Zinc oxide Nanoparticles

They are metal oxide nanoparticles (ZnONPs) with wide uses in industry, biomedicine, and cosmetics [40]. These particles have unique antibacterial and antitumor properties, high catalytic as well as high photochemical activities [41]. However, there are reports indicating their potential toxicity to the living body, such as hepatotoxicity, nephrotoxicity, and neurotoxicity [42-44]. Aboulhoda et al. (2020), confirmed in their experiment on rats that exposure to zinc oxide NPs led to histological and functional liver changes. This hepatotoxicity was due to oxidative stress-induced apoptosis coupled with induction of JNK/p38MAPK and STAT-3 signaling [45]. A previous experiment was conducted to estimate pathological effects of ZnONPs on liver by dosing adult rats with 50 mg/kg of ZnONPs for 28 days. The results confirmed a significant increase in the activity of serum liver enzymes resulting from liver dysfunction [46]. In a study by Sakr and Steenkamp (2021), albino male rats were exposed to zinc oxide nanoparticles (200 mg/kg) for 30 days.

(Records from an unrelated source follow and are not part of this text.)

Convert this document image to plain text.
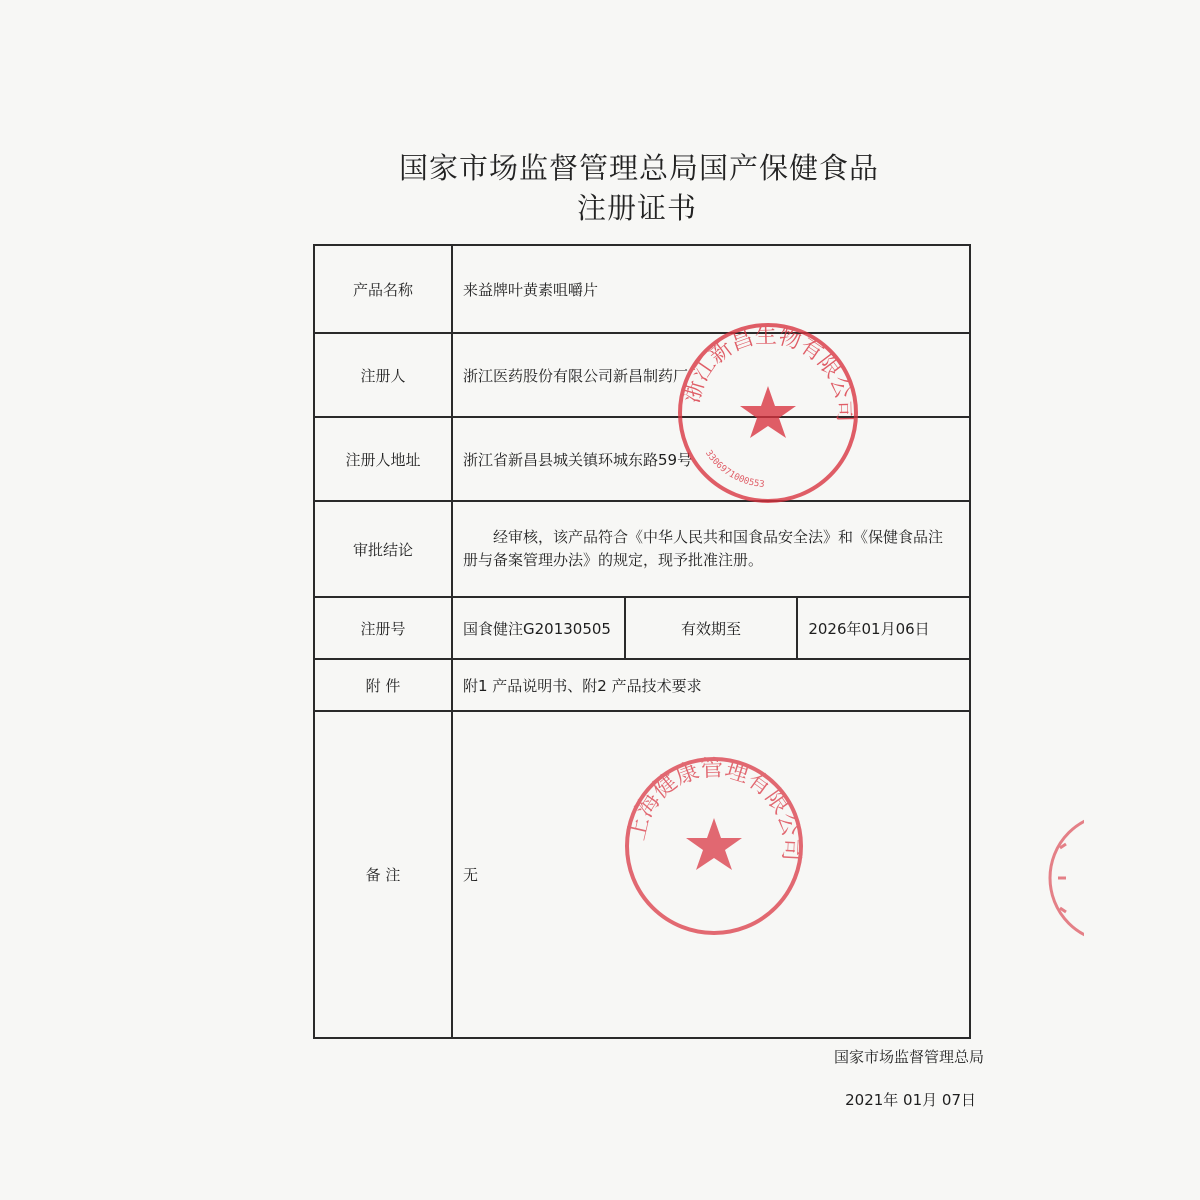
国家市场监督管理总局国产保健食品
注册证书
产品名称	来益牌叶黄素咀嚼片		
注册人	浙江医药股份有限公司新昌制药厂		
注册人地址	浙江省新昌县城关镇环城东路59号		
审批结论	经审核，该产品符合《中华人民共和国食品安全法》和《保健食品注册与备案管理办法》的规定，现予批准注册。		
注册号	国食健注G20130505	有效期至	2026年01月06日
附 件	附1 产品说明书、附2 产品技术要求		
备 注	无		
国家市场监督管理总局
2021年 01月 07日
浙江新昌生物有限公司
3306971000553
上海健康管理有限公司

They noted that sub-chronic exposure caused toxicity, oxidative stress, and hereditary disorders in the liver and thyroid gland [47]. On the other hand, it has been demonstrated by Hosseini et al (2020) have proven that zinc oxide nanoparticles at high doses for 30 days twice a week have toxic effects on liver and pancreas, as they recorded tissue destruction and cellular changes in adult female rats [48]. According to the results of rat model experiment by Ramadan et al., liver cells could exhibit genotoxicity and cytotoxicity after being exposed to zinc oxide NPs with sizes of 30 nm for ten weeks [49].  

Copper oxide nanoparticles

Copper oxide nanoparticles (CuONPs) are widely employed in many industrial applications, electronics and environmental treatments, as well as an antibacterial and antifungal agent due to their distinct elastic and electrochemical properties [50,51]. The seriousness of its environmental pollution has received special attention from many environmental scientists [52-55]. There are many literatures that have confirmed that CuONPs in vivo provoke the generation of reactive oxygen species, oxidative stress, and cytotoxicity and hepatotoxicity [56-58]. In a recent study by Haroun et al. (2023), they concluded that treatment of rats orally with CuONPs (20-30 nm) at 100 mg/kg for continuous 8 weeks led to bioaccumulation of copper in the liver and damage through increased serum ALT activity, decreased hepatic arginase activity, and serum total protein content along with increased oxidative stress (lipid peroxidation), inflammation, and apoptosis. It also resulted in severe DNA fragmentation as assessed by the comet assay and significant pathological changes in liver architecture [59]. In a study by Ghonimi and colleagues (2022), they injected healthy mature rats intraperitoneally with CuONPs at different doses for 9 consecutive days. They observed that increasing the dose of these NPs induced hepatotoxicity through severe necrosis of hepatocytes with complete disruption of hepatic rays and loss of hepatic structures [60].

It is necessary to make the use of nanoparticles and their release to the environment as well as living organisms as safe as possible and thus reduce their potential toxicity to the living body. Also pay attention to applying sustainable standards in various fields regarding the environment to ensure the regulation of pollution and the prevention of toxins harmful to public health.